Crystal data for [Pd₂(toluene)₂(CH₃CN)₂][BF₄]₂: C₁₈H₂₂B₂F₈N₂Pd₂, M_r = 652.79, triclinic, space group P $\bar{1}$ (No. 2), a = 7.0269(4) Å, b = 7.6162(5) Å, c = 11.5979(7) Å, α = 76.4805(12)°, β = 72.4127(14)°, γ = 73.3492(14)°, Z = 1, V = 559.47(6) Å³, F(000) = 318, Dc = 1.937 g cm⁻³, μ(Mo Kα) = 16.82 cm⁻¹, T = 123 K, 12,864 reflections collected, 2541 unique (R_int = 0.0461), 145 variables refined with 2541 reflections with I > 2σ(I) to R₁ = 0.0702. CCDC 1042195.

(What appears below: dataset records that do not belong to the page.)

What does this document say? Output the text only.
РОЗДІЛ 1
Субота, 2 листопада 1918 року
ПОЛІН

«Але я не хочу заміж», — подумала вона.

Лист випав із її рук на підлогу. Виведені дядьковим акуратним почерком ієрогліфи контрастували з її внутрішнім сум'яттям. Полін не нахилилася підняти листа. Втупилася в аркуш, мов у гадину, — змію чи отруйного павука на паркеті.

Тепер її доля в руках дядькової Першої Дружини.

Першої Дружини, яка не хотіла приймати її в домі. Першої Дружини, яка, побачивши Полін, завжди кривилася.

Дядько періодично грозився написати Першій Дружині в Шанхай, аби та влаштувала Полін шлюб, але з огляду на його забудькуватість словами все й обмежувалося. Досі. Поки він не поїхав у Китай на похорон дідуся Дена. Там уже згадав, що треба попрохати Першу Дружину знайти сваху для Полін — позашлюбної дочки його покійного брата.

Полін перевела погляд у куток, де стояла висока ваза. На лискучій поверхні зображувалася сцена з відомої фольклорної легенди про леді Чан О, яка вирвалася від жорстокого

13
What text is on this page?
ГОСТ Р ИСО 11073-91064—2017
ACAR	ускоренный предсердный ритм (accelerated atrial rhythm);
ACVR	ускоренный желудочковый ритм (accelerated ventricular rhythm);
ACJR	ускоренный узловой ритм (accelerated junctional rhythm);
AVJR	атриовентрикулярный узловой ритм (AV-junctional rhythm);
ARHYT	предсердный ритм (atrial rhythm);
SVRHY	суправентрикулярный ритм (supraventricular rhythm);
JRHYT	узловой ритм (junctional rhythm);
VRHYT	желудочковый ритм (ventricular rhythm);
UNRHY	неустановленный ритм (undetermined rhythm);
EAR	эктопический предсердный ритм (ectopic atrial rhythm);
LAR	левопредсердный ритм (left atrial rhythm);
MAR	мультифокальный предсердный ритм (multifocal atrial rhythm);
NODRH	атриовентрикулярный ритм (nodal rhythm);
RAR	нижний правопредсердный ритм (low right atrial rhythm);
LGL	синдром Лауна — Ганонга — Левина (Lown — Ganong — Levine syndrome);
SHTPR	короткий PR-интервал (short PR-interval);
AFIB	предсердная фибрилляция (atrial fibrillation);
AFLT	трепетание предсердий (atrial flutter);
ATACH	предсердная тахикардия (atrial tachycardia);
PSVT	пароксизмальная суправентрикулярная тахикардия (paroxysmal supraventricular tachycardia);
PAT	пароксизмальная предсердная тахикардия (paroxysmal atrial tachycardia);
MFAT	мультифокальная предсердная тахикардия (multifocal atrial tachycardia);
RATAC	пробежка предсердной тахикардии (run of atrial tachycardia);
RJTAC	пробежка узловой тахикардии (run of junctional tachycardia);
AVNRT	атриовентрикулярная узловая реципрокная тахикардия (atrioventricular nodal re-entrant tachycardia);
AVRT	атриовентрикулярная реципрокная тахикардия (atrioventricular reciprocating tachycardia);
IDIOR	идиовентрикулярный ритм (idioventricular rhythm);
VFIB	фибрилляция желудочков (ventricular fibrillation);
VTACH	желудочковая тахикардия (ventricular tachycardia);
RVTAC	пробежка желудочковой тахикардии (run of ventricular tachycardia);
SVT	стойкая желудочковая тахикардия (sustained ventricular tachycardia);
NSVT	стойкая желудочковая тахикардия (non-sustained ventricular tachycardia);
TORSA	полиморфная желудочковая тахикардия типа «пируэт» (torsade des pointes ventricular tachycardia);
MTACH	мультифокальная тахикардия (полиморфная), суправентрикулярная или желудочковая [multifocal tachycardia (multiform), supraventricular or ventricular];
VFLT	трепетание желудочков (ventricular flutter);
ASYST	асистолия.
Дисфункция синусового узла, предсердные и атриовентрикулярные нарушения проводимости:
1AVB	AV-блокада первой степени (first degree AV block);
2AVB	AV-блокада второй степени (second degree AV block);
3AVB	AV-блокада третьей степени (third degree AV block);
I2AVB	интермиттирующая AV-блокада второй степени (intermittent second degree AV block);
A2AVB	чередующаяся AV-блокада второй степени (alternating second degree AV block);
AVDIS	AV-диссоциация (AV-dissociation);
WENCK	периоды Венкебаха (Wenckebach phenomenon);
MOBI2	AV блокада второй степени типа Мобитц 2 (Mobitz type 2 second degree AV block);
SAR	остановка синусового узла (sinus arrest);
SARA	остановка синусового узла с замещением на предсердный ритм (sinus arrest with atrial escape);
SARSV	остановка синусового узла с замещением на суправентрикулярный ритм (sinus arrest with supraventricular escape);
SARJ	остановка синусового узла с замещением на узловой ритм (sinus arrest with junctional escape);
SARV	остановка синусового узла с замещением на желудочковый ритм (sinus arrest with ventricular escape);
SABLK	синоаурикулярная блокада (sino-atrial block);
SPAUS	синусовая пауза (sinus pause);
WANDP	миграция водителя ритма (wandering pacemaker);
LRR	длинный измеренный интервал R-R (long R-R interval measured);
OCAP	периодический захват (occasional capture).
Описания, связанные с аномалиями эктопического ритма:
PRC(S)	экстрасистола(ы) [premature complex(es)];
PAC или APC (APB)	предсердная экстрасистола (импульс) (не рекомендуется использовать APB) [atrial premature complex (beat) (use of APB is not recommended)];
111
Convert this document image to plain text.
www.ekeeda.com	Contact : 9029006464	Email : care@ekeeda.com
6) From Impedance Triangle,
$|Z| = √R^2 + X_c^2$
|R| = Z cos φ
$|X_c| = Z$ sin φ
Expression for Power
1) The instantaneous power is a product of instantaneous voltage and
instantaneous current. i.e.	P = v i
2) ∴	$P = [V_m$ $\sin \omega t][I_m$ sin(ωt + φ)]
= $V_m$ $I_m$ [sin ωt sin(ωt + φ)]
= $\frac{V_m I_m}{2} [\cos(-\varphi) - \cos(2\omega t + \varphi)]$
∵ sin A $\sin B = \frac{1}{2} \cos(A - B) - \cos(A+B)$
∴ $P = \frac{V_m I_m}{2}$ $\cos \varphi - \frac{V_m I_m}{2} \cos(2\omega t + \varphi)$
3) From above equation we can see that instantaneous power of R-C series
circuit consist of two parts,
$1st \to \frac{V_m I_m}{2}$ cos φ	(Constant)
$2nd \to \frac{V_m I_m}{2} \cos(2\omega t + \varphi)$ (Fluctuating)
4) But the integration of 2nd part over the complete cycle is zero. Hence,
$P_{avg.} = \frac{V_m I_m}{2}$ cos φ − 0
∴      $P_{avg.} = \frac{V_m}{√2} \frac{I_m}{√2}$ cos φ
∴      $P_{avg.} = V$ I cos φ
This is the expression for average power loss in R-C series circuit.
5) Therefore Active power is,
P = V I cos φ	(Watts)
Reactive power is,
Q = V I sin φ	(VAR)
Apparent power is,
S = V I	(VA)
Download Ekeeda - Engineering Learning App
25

Crystal data for [Pd₂(toluene)₂(CH₃CN)₂][PF₆]₂: C₁₈H₂₂F₁₂N₂P₂Pd₂, M_r =769.11, triclinic, space group P $\bar{1}$ (No. 2), a = 7.9072(5) Å, b = 8.8810(6) Å, c = 9.7005(7) Å, α = 111.8489(19)°, β = 94.193(2)°, γ = 109.4019(17)°, Z = 1, V = 581.11(7) Å³, F(000) = 374, Dc = 2.198 g cm⁻³, μ(Mo Kα) = 17.94 cm⁻¹, T = 103 K, 5697 reflections collected, 2645 unique (R_int = 0.0335), 165 variables refined with 2645 reflections with I > 2σ(I) to R₁ = 0.0353. CCDC 1042196.

Acknowledgment

This work was supported by Ministry of Education, Science, Sports, and Technology (MEXT) Japan, the Japan Society for the Promotion of Science (JSPS), and Institute for Molecular Science.

Appendix A Supplementary data

CCDC 1042194–1042196 contain the supplementary crystallographic data for 4, 5, and 5′. Data can be obtained free of charge from The Cambridge Crystallographic Data Centre via www.ccdc.cam.ac.uk/data_request/cif.